A short story essay: Lost in Transient Thoughts

 My mind has become a transit station for fleeting thoughts, each arriving and departing too quickly for me to fully grasp. They slip away before I can observe them, leaving me feeling ungrounded, lost, and drowning within myself. I can’t keep up, and in the wake of their passing, I am left with silence. All I seem able to talk about is myself and what I experience, and even those words feel exhausted—worn thin from overuse. There isn’t much left to say, yet there’s so much I long to do, so many things I yearn to experience—things that might pull me out of this cycle of transient thoughts.

But perhaps the answer isn’t escape. Maybe I need to embrace the fleeting nature of these thoughts, to learn to wade through their currents rather than be swept away. I wonder if, in doing so, I might find my voice again—the words I’ve been searching for and so much more—in the experiences I long to have.

Right now, I have no questions to ask, no ideas I’m eager to share. I feel hollow, as though I have little left of myself to give. Yet I sense that if I could immerse myself in the things I dream of doing, I might rediscover my voice. The more I do, the more I will learn. I will find questions worth asking, thoughts worth expressing, and a voice that feels authentic. My throat, metaphorically constricted by silence, might finally feel free.

Or maybe the answer lies within. Perhaps I need to embrace the silence, to sit with it until it reveals my voice again. Yet this silence often feels like a double-edged sword. It may offer clarity for me, but it has a tendency to hurt those around me. My retreat into silence, my absorption in transient thoughts, leaves others feeling shut out. It’s not that I’m uninterested; rather, I’m simply unphased. Very little seems to affect me anymore.

This detachment leaves me questioning my own humanity. I lose myself in the silence and the present moment, becoming less reactive, less responsive—less human.

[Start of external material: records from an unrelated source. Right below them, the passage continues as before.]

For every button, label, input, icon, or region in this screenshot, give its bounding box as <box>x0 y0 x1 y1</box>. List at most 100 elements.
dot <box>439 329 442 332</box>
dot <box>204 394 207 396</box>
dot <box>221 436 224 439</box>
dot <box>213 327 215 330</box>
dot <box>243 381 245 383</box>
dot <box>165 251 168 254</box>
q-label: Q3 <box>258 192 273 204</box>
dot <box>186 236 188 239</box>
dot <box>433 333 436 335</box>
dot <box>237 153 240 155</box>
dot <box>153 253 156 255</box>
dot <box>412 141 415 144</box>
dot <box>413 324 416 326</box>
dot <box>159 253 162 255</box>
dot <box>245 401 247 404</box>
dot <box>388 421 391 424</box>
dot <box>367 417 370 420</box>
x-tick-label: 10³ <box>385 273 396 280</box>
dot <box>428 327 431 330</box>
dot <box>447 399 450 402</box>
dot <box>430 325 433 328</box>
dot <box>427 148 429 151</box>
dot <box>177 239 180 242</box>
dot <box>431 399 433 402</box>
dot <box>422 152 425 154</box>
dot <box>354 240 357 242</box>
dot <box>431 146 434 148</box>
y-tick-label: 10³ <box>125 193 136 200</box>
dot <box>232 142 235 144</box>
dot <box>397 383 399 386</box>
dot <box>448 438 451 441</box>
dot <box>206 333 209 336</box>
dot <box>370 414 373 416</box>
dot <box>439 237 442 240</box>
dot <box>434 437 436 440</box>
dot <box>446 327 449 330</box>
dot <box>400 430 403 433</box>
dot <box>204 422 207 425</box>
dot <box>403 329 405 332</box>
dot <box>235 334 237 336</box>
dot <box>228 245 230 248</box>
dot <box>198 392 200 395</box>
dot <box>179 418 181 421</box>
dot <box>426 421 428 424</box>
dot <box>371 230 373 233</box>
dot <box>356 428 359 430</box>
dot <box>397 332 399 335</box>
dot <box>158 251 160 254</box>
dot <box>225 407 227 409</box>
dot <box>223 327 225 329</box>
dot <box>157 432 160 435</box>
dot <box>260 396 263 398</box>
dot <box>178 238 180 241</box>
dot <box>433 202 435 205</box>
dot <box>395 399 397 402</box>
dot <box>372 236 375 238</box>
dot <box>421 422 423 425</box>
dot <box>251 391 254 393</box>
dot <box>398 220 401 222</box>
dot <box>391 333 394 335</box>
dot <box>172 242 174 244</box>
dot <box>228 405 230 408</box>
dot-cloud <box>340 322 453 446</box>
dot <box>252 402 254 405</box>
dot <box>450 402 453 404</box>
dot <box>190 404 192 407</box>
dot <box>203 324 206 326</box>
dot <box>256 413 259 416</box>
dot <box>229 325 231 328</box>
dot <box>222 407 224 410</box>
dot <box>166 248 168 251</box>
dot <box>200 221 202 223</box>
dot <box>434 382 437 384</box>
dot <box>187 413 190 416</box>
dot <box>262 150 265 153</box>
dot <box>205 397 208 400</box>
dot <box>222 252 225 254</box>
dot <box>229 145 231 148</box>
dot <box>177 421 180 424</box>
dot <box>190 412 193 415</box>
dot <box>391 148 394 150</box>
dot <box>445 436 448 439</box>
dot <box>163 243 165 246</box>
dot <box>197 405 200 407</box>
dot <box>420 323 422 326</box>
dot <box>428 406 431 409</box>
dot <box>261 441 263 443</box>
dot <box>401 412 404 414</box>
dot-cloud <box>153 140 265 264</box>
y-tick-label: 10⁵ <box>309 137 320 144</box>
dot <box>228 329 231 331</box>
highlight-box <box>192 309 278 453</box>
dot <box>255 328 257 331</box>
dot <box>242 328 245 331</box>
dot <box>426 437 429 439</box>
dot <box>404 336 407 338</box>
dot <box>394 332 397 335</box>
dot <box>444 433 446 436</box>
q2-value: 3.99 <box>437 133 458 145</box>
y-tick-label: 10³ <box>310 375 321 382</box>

I feel like a blank canvas, my intuition the only paintbrush left to define me. I am guided by impulses, by a vague sense of what feels right in the moment, but these choices don’t always paint a picture that others can understand.

When I get lost in the silence, people assume I don’t care. But the truth is more complex. The nothingness that envelops me is all-consuming, yet paradoxically comforting. It cradles me in its warmth, erasing lingering thoughts, silencing the voice that once defined me. In its embrace, I am stripped of the fragments that make me who I am, surviving instead on the memories others have of me. To them, I may seem indifferent, disconnected. In reality, I’m just unphased—tired, perhaps, but even that explanation feels overused and insufficient.

I wonder what it would feel like to truly be moved by something, to not be weighed down by this relentless fatigue. Maybe that’s why the nothingness has such a hold on me; it’s easier to succumb to its pull than to fight for a way out. But I long to hold onto thoughts and let them linger, to find words that articulate my heart’s desires. I want to rediscover the part of me that knows what I need and how to voice it.

Once, someone asked me if my needs were being met, and I realized I didn’t even know what those needs were. This revelation left me feeling as though I’m standing on the precipice of something vast and undefined. I sense that change is possible, but navigating this void feels overwhelming. Perhaps I need help to find my way—to escape the nothingness or, at the very least, to make peace with it.

For now, I linger in this liminal space, waiting for clarity. Whether the answer lies in doing more or in embracing the silence, I’m determined to find it. Somewhere within the transient thoughts, the silence, and the nothingness, I believe my voice still exists. I just need to learn how to hear it again.